Esa tarde las bocas inmóviles de las fosas vacías llamaron mi atención, parecían sonreír amables a mi paso, yo curioso aproveché para escudriñar sus entrañas a través de su eterno bostezo, así solitario avanzaba entre tumbas y panteones, mientras el sol iba declinando sobre las montañas en la sierra, las sombras se iban fundiendo unas con otras, anunciando la cercanía de la noche.

Avancé lentamente y pensé en tantas vidas que dormían el sueño eterno, pensé en el universo de vivencias cuando leí epitafio tras epitafio en las lápidas, cada frase expresando sabias enseñanzas, vidas enteras contadas en una sola frase, sentimientos de vivos y muertos, o historias y anécdotas guardando sentimientos jamás dichos, que se fueron amortajados convertidos en secretos, reclamando lo que pudo ser y solo se quedó en deseos, cada uno relatando historias imaginadas por las mentes de visitantes desconocidos.

En mi recorrido fui encontrando una variedad de mensajes: “por fin vas a disfrutar y oír tu silencio en silencio”, “ahí te dejo frío, igual a tu sonrisa en vida”, “si buscáis máximos elogios, moríos”, en medio del crepúsculo leí en algunos la ironía, en otros aprendí y concluí, como si estuviera en una escuela de la vida en muchas vidas, o el reclamo del que se sintió mal atendido, “les dije muchas veces que estaba enfermo”, o los que vieron su despedida como una retaliación, “cuando nací, todos reían y yo lloraba, ayer que morí, todos lloraron y yo reí”, o la cantaletosa que siguió la perorata en el epitafio, “buen esposo, buen padre y mal paracaidista”, el bombero que despidió a su amigo, “aquí yace quien con un fósforo fue a ver un día si gas había y había”.
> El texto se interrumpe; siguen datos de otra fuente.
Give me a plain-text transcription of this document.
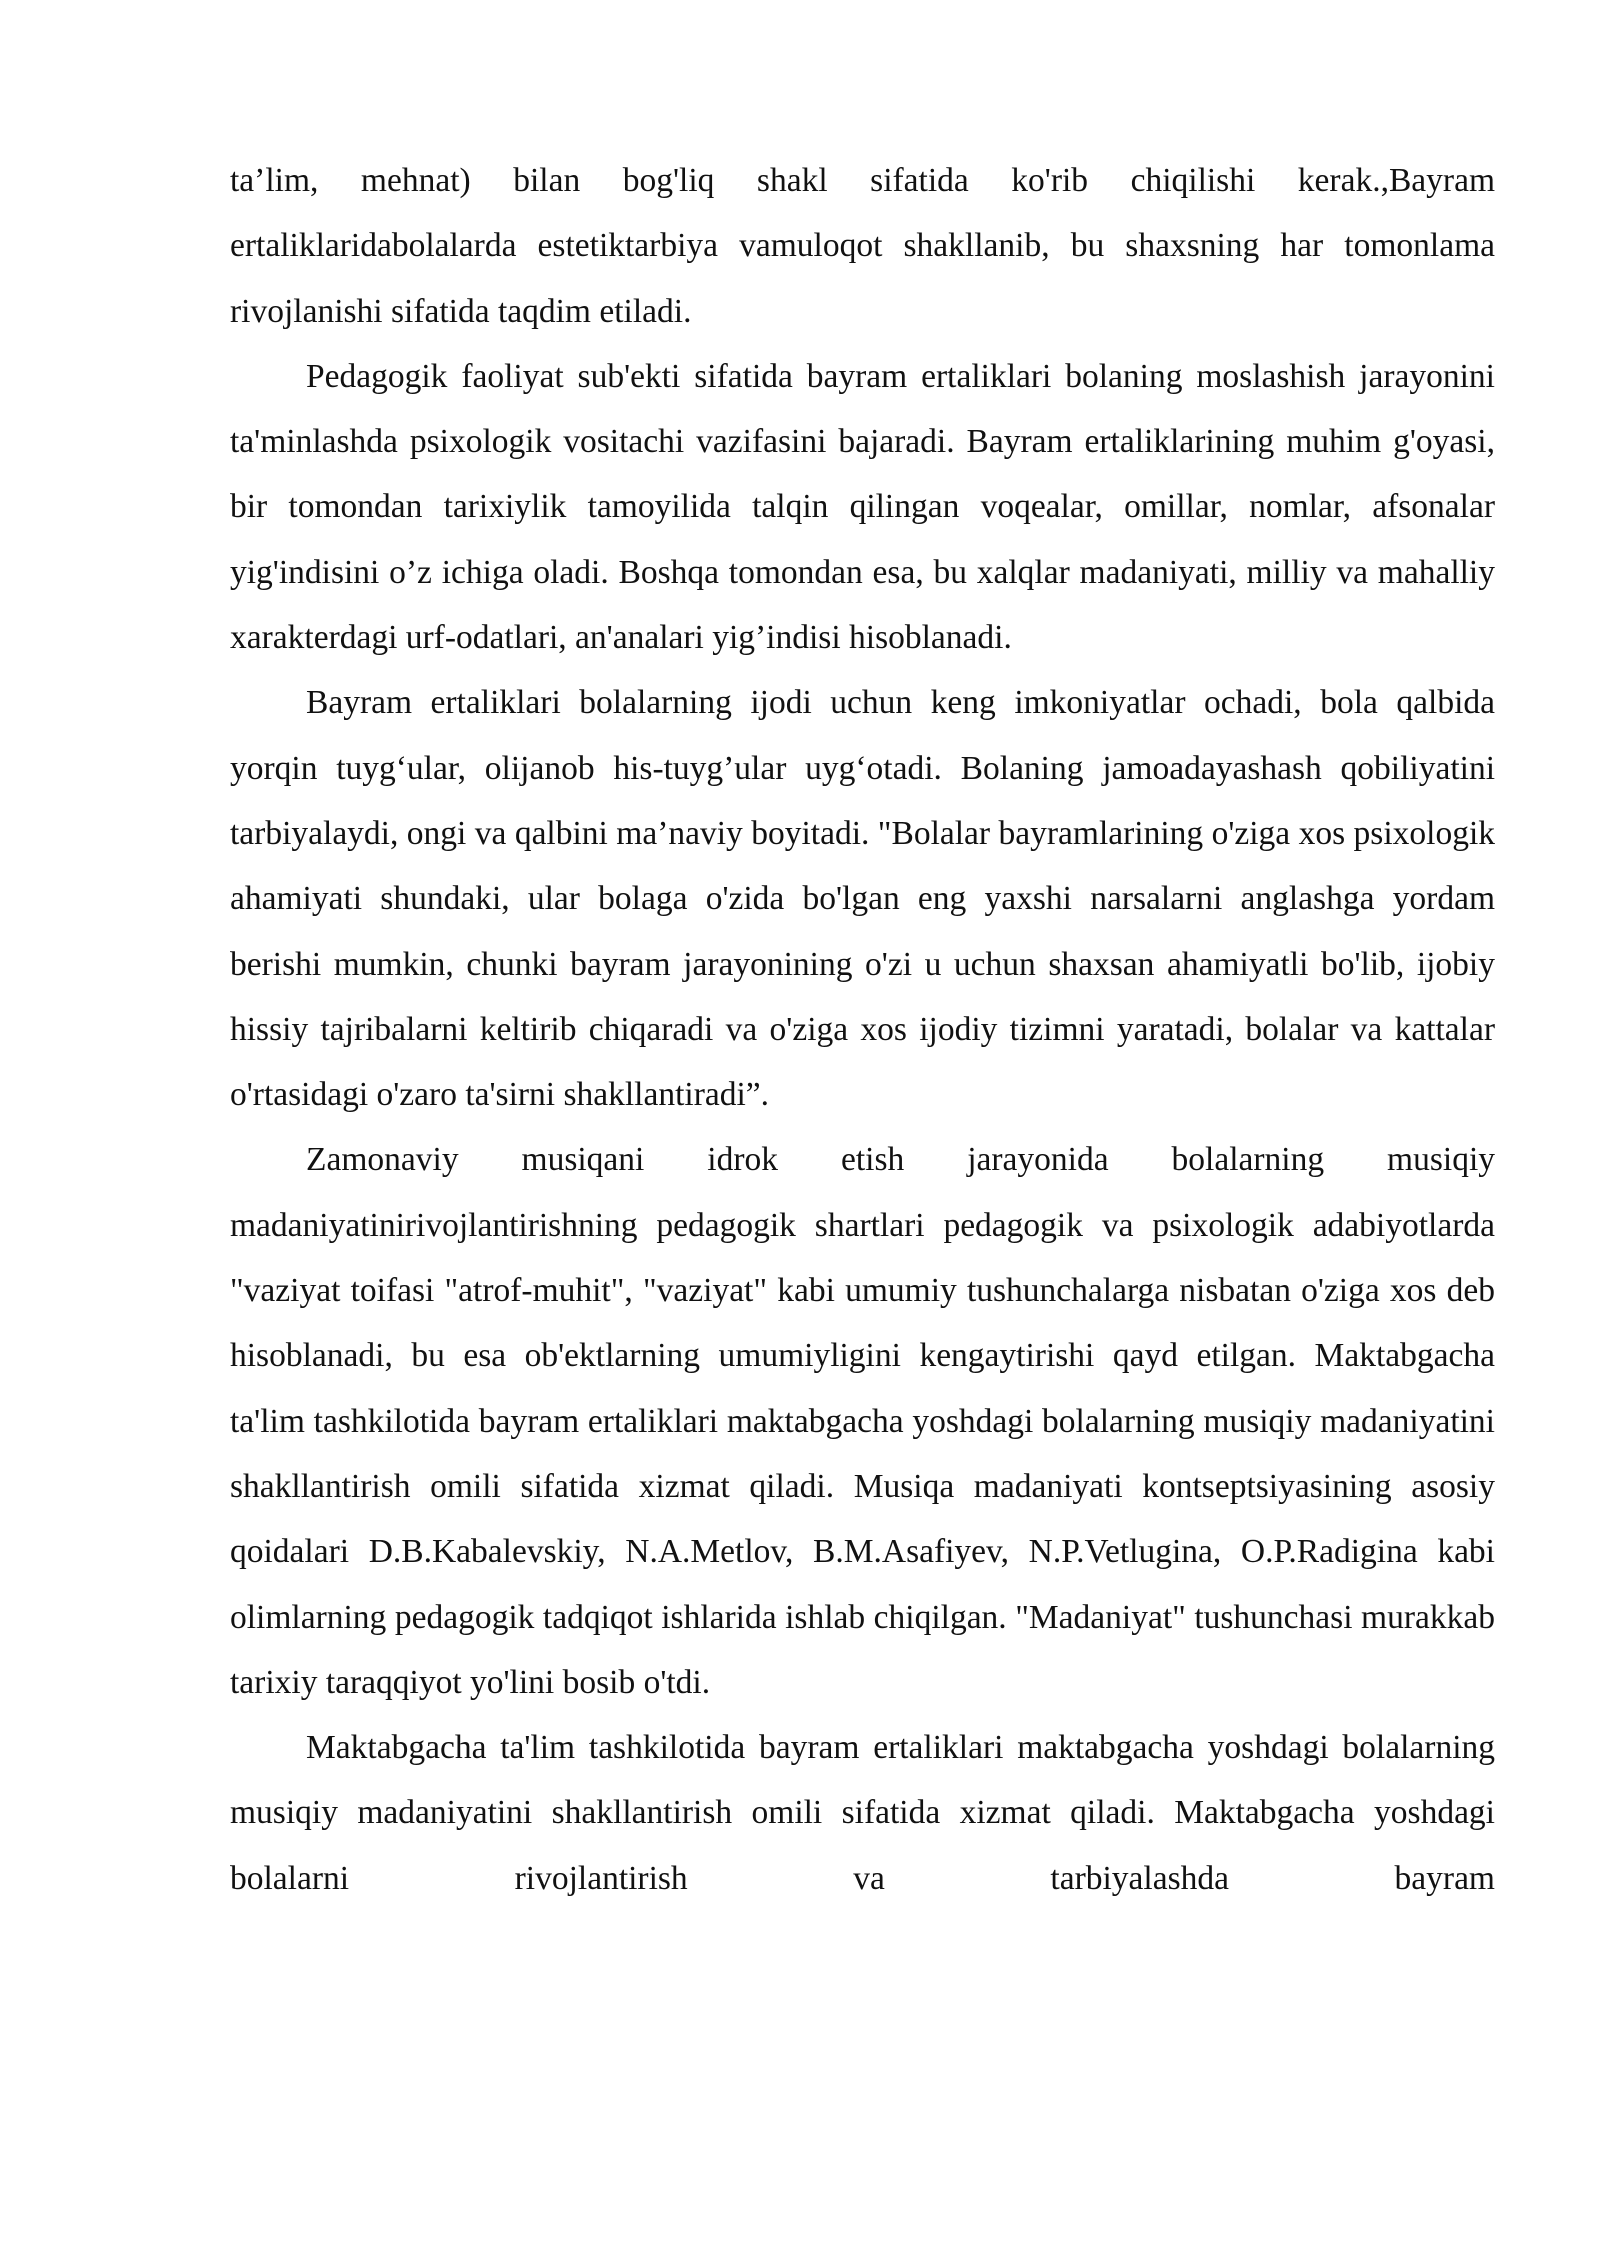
ta’lim, mehnat) bilan bog'liq shakl sifatida ko'rib chiqilishi kerak.,Bayram ertaliklaridabolalarda estetiktarbiya vamuloqot shakllanib, bu shaxsning har tomonlama rivojlanishi sifatida taqdim etiladi.

Pedagogik faoliyat sub'ekti sifatida bayram ertaliklari bolaning moslashish jarayonini ta'minlashda psixologik vositachi vazifasini bajaradi. Bayram ertaliklarining muhim g'oyasi, bir tomondan tarixiylik tamoyilida talqin qilingan voqealar, omillar, nomlar, afsonalar yig'indisini o’z ichiga oladi. Boshqa tomondan esa, bu xalqlar madaniyati, milliy va mahalliy xarakterdagi urf-odatlari, an'analari yig’indisi hisoblanadi.

Bayram ertaliklari bolalarning ijodi uchun keng imkoniyatlar ochadi, bola qalbida yorqin tuyg‘ular, olijanob his-tuyg’ular uyg‘otadi. Bolaning jamoadayashash qobiliyatini tarbiyalaydi, ongi va qalbini ma’naviy boyitadi. "Bolalar bayramlarining o'ziga xos psixologik ahamiyati shundaki, ular bolaga o'zida bo'lgan eng yaxshi narsalarni anglashga yordam berishi mumkin, chunki bayram jarayonining o'zi u uchun shaxsan ahamiyatli bo'lib, ijobiy hissiy tajribalarni keltirib chiqaradi va o'ziga xos ijodiy tizimni yaratadi, bolalar va kattalar o'rtasidagi o'zaro ta'sirni shakllantiradi”.

Zamonaviy musiqani idrok etish jarayonida bolalarning musiqiy madaniyatinirivojlantirishning pedagogik shartlari pedagogik va psixologik adabiyotlarda "vaziyat toifasi "atrof-muhit", "vaziyat" kabi umumiy tushunchalarga nisbatan o'ziga xos deb hisoblanadi, bu esa ob'ektlarning umumiyligini kengaytirishi qayd etilgan. Maktabgacha ta'lim tashkilotida bayram ertaliklari maktabgacha yoshdagi bolalarning musiqiy madaniyatini shakllantirish omili sifatida xizmat qiladi. Musiqa madaniyati kontseptsiyasining asosiy qoidalari D.B.Kabalevskiy, N.A.Metlov, B.M.Asafiyev, N.P.Vetlugina, O.P.Radigina kabi olimlarning pedagogik tadqiqot ishlarida ishlab chiqilgan. "Madaniyat" tushunchasi murakkab tarixiy taraqqiyot yo'lini bosib o'tdi.

Maktabgacha ta'lim tashkilotida bayram ertaliklari maktabgacha yoshdagi bolalarning musiqiy madaniyatini shakllantirish omili sifatida xizmat qiladi. Maktabgacha yoshdagi bolalarni rivojlantirish va tarbiyalashda bayram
Teodiceldo apareció en ese momento y quiso enseñarme unas historias especiales, con tanto relato que habíamos compartido en anteriores visitas, impregnados de esa rara filosofía que el pasado contagia en los que quedamos vivos, yo había llegado a ver al cementerio como una biblioteca de biografías, la más grande antología, y a mi amigo sepulturero, como el jefe del archivo.

Avanzamos por el camino principal, mientras él cargaba la inseparable pala en el hombro, así llegamos hasta una lápida en la que se leía la vida de un mentiroso, “su último suspiro fue su única verdad”, luego pasamos a otro, que según él, pertenecía a un vigilante nocturno, “silencio, por fin estoy durmiendo sin cobrar”, la penumbra ya empezaba a desdibujar las cosas cuando mi amigo enfocó la luz de su linterna en un epitafio, que según su lógica, pertenecía a un poeta, “nunca me iré de mis versos”.